German radar satellites fly tight space waltz
- Published
It is a remarkable acrobatic display.
Two German radar satellites are now flying in tight formation as they prepare to make the most detailed ever 3D map of the Earth's entire surface.
TanDEM-X and TerraSAR-X, external have moved to just 350m of each other as they sweep around the planet at 7km/s.
The pair will soon begin an intense observation campaign that will pin down the variation in height across the globe to an accuracy of better than two metres.
This digital elevation model (DEM) will be put to myriad uses - everything from improving the safety of aircraft navigation to understanding better which areas of ground are most at risk during a flood.
TerraSAR-X was launched in 2007. TanDEM-X was put in space in June, since when it has been brought closer and closer to its more established sibling.
The very close proximity manoeuvres were conducted step-by-step over the course of the past week.
"It's tricky and I must confess we've all been a bit nervous," Manfred Zink, from the German space agency (DLR), told BBC News.
The orbits flown by the satellites are ever so slightly offset, which means they trace paths across the sky that look like the strands of a double helix. This should ensure they never bump into each other.
This operational flight profile is thought to be unique in civil space history.
Although vehicles approaching the space station, such as the shuttle, will frequently hold their position just metres away from the platform, this formation flying is very short-lived.
TanDEM-X and TerraSAR-X, in contrast, will spend the next three years turning about each other; and the current separation distance is not even the shortest planned. That will be just 200m.

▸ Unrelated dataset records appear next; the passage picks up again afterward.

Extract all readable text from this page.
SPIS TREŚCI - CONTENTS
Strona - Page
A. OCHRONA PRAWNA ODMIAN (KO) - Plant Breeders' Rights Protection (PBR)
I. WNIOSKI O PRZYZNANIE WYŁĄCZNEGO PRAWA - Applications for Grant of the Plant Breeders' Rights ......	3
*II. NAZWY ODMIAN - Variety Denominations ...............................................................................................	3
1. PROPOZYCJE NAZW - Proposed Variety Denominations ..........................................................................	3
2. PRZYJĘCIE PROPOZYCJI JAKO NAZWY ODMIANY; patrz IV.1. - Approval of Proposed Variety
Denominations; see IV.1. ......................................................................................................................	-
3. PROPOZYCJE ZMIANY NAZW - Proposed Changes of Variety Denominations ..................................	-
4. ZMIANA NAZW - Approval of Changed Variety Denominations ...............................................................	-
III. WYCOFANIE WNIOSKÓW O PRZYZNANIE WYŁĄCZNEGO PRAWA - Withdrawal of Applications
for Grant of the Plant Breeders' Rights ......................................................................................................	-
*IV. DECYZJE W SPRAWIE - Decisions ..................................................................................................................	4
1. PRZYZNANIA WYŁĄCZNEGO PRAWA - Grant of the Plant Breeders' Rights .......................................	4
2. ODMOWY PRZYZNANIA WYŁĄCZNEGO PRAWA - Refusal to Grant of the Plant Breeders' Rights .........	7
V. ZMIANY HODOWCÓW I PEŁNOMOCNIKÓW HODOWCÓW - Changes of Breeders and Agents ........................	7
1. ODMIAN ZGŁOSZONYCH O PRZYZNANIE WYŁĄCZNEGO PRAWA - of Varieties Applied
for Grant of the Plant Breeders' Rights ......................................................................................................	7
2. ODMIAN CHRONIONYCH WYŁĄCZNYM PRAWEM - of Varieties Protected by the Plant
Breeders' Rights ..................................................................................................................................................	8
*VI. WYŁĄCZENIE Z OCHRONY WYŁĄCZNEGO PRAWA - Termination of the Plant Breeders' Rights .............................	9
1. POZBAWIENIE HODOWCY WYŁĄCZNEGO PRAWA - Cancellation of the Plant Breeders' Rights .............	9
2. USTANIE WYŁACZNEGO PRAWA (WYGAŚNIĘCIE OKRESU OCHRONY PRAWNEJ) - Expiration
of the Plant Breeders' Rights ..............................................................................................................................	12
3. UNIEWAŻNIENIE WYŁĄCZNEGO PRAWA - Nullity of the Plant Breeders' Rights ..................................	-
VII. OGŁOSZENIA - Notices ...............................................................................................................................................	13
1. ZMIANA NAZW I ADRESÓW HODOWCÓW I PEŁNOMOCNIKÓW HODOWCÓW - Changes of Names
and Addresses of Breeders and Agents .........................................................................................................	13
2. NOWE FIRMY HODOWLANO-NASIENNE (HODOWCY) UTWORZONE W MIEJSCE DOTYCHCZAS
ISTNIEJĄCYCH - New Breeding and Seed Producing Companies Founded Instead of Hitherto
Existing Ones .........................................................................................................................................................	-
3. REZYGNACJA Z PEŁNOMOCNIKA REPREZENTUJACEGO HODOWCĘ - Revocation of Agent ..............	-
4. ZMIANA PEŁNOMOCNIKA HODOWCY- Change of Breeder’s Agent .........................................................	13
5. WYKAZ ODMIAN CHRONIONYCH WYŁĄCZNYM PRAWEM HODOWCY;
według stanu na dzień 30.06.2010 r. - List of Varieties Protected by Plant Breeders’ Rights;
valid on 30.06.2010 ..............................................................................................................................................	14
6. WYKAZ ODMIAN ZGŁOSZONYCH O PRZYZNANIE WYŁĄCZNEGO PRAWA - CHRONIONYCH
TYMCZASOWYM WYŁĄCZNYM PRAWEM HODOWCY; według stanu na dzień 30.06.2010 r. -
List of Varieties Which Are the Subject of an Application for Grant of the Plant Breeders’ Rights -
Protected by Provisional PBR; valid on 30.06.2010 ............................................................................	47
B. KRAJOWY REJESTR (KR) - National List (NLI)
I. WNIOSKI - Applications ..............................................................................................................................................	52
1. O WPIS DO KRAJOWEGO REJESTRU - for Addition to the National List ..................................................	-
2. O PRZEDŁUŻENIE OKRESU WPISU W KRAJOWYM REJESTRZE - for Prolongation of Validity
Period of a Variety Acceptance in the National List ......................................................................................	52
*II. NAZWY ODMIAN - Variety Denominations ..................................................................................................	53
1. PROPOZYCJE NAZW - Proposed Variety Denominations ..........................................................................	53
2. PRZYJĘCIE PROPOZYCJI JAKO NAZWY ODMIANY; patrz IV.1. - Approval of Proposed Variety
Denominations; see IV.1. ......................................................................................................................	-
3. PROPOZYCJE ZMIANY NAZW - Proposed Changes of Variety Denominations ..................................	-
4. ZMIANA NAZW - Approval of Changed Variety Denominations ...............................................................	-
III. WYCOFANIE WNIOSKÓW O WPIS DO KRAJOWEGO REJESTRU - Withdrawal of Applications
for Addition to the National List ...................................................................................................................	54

"The closest will be adjusted when we are through the commissioning phase," explained Dr Zink, who is project manager for the TanDEM-X ground segment. "We hope that by Christmas we can finish all the various tests that are still outstanding, and to start the acquisition of the global DEM data."
The pair's radars work by constantly bouncing microwave pulses off the ground and sea surface. By timing how long the signal takes to make the return trip, the instruments can determine differences in height.
The compact orbital dance will give the pair "stereo vision", by enabling them to operate an interferometric mode in which one spacecraft acts as a transmitter/receiver and the other as a second receiver.
The fully finished DEM of the Earth's surface should be available in 2014.
Perhaps the best-known, near-global, space-borne DEM prior to the German venture came from the US Shuttle Radar Topography Mission (SRTM) of 2000. Its best product has a 30m by 30m spatial resolution, and a vertical resolution that varies from 16m to 10m.
With the TanDEM mission, the intention is to go down to a spatial resolution of 12m by 12m with a relative vertical accuracy of less than two metres.
Laser instruments (lidars) flown on planes can achieve better resolutions but their products are regional - they are not seamless maps of the whole Earth. TanDEM's will be.
"I think for the scientists, we expect that the TanDEM-X dataset will replace SRTM," said Dr Zink.
"You might know that SRTM is the most used Earth observation dataset ever. There is a version of it which is freely available on the USGS website. They have record hits. You have to imagine that all the people doing science around the Earth - be it geology, hydrology, whatever - for them, topography of the terrain is a key input."
The applications for digital elevation data were incredibly diverse, commented Dave Hodgson, the chairman of the British Association of Remote Sensing Companies:
"Consider just the leisure sector - if you're a skier then this would give you a better idea of the mountain terrain; if you're a computer games developer, this is going to give you a much more realistic world in which to play your game such as a flight simulator. This is all about adding the third dimension to our maps and we need more and more of it every day."
The TanDEM-X/TerraSAR-X venture is operated on the basis of a public-private partnership. The German space agency owns the hardware; EADS Astrium builds it; and Infoterra GmbH has exclusive rights to commercialise the data.
Responsibility for controlling the spacecraft falls to the German Space Operations Centre (GSOC) in Oberpfaffenhofen.